The fort at St. Georges (Thomaston, Me.) had been built originally in 1719-20, to protect the Waldo patent; it was improved in 1740, and again in 1752 was considerably strengthened. (Williamson, i. 287.)

At Pemaquid, on the spot where Andros had established a post, Phips had built Fort William Henry in 1692, which had been surrendered by Chubb in 1696. It is described in Dummer’s Defence of the New England Charters, p. 31; Mather’s Magnalia, book viii. p. 81. In 1729 Col. David Dunbar erected a stone fort, perhaps on the same foundations, which was called Fort Frederick. There is a plan of the latter post in Johnston’s Bristol, Bremen, and Pemaquid, pp. 216, 264. Cf. Eaton’s Warren, 2d ed.

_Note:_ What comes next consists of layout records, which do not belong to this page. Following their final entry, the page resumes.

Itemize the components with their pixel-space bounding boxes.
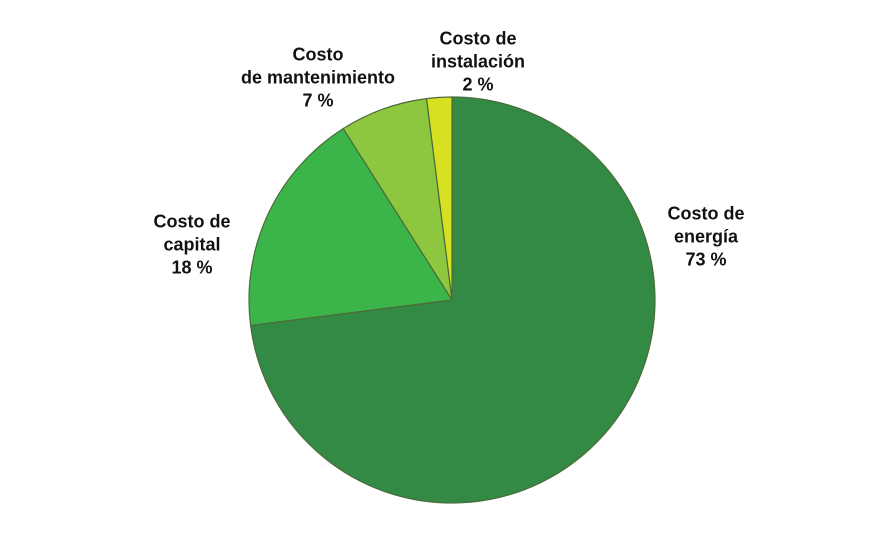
category-label: Costo de mantenimiento <box>240 44 396 88</box>
category-label: Costo de energía <box>667 203 745 247</box>
slice-label: Costo de energía 73 % <box>667 203 744 272</box>
value-label: 2 % <box>462 74 494 95</box>
pie-slice <box>249 96 656 504</box>
category-label: Costo de capital <box>153 211 231 255</box>
value-label: 73 % <box>685 249 727 270</box>
category-label: Costo de instalación <box>430 28 526 72</box>
slice-label: Costo de instalación 2 % <box>431 28 525 97</box>
value-label: 18 % <box>171 257 213 278</box>
slice-label: Costo de mantenimiento 7 % <box>241 44 395 113</box>
pie-slice <box>248 127 454 327</box>
slice-label: Costo de capital 18 % <box>153 211 230 280</box>
value-label: 7 % <box>302 90 334 111</box>
pie-slice <box>425 96 453 301</box>
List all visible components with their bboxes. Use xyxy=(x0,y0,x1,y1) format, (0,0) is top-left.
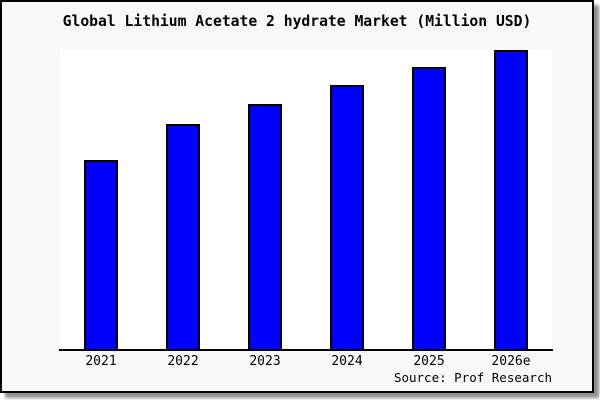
bar-2021 xyxy=(84,160,118,349)
bar-slot xyxy=(306,50,388,349)
bar-slot xyxy=(142,50,224,349)
source-note: Source: Prof Research xyxy=(393,370,552,385)
bar-2024 xyxy=(330,85,364,349)
x-tick-label: 2024 xyxy=(331,354,363,369)
bar-slot xyxy=(470,50,552,349)
x-tick-label: 2025 xyxy=(413,354,445,369)
plot-area xyxy=(60,50,552,349)
x-tick-labels: 2021 2022 2023 2024 2025 2026e xyxy=(60,354,552,369)
chart-title: Global Lithium Acetate 2 hydrate Market … xyxy=(62,13,532,30)
x-tick-label: 2021 xyxy=(85,354,117,369)
x-tick-label: 2023 xyxy=(249,354,281,369)
bar-2026e xyxy=(494,50,528,349)
bars-row xyxy=(60,50,552,349)
bar-slot xyxy=(388,50,470,349)
bar-2022 xyxy=(166,124,200,349)
x-tick-label: 2022 xyxy=(167,354,199,369)
bar-2023 xyxy=(248,104,282,349)
bar-2025 xyxy=(412,67,446,349)
bar-slot xyxy=(224,50,306,349)
x-tick-label: 2026e xyxy=(491,354,531,369)
x-axis-line xyxy=(59,349,553,351)
bar-slot xyxy=(60,50,142,349)
chart-card: Global Lithium Acetate 2 hydrate Market … xyxy=(0,0,594,393)
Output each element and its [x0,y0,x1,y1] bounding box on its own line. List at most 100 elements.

Further down the Kennebec River and opposite the upper end of Swan Island stood Fort Richmond, which had been built by the Massachusetts people about 1723. Near the present Augusta the Plymouth Company founded Forts Shirley and Western in 1754. There are plans and views of them in J. W. North’s Augusta, pp. 47-49. Cf. Nathan Weston’s Oration at the Centennial Celebration of the Erection of Fort Western, July 4, 1854, Augusta, 1854.

Col. John Winslow planned, in 1754, on a point half a mile below Teconick Falls, the structure known as Fort Halifax, according to the extent shown by the dotted line in the annexed cut.[451] Winslow’s letter to Shirley, with the plan, is in the Mass. Archives, and both are given in North’s Augusta, pp. 59, 60. The fort was completed the next year by William Lithgow, as shown by the black part of the cut, the rear flanker, forming the centre of the original plan, having been built, however, by Winslow. This block-house measured 20 × 20 feet below, and on the overhang 27 × 27 feet. The narrower of the large structures was the barracks, also raised by Winslow, but removed by Lithgow, who built the other portions.

FORT HALIFAX.

The cut follows a reconstruction-draft, made by Mr. T. O. Paine, which is given by North (p. 62). The flanker nearest the river is still standing, and the upright planks on the side, as shown in the annexed cut, mark the efforts which have been made of late to secure the timbers. In the Maine Historical Society’s Collections, vol. viii. p. 198, is a history of the fort by William Goold, as well as the annexed cut of a restoration of the entire fort, drawn by that gentleman from descriptions, from the tracings of the foundations, and from the remaining flanker. The preceding volume (vii.) of the same Collections had contained “materials for a history” of the fort, edited by Joseph Williamson,—mainly documents from the Mass. Archives. A journal of the march of Capt. Eleazer Melvin’s company in Gov. Shirley’s expedition to the Norridgewock country, when Fort Halifax was erected in 1754, kept by John Barber (May 30, 1754-Aug. 17, 1754), is in N. E. Hist. and Gen. Reg., 1873, pp. 281-85. Cf. further in Williamson’s Maine, i. 300; Hutchinson’s Massachusetts, iii. 26. A plan (1754) of the Kennebec River forts, by John Indicott (measuring 38/12 × 15/12), is noted in the Catalogue of the King’s Maps (i. 580), in the British Museum. The forts on the Kennebec, and the chief localities of that river, are described by Col. William Lithgow in 1767, in a deposition printed in the N. E. Hist. and Geneal. Reg., 1870, p. 21. Lithgow was then fifty-two years old, and had known the river from childhood.

In 1752, when there was some prospect of quieting the country, and truck houses were built at Fort Richmond and St. Georges, William Lithgow and Jabez Bradbury were put in charge of them.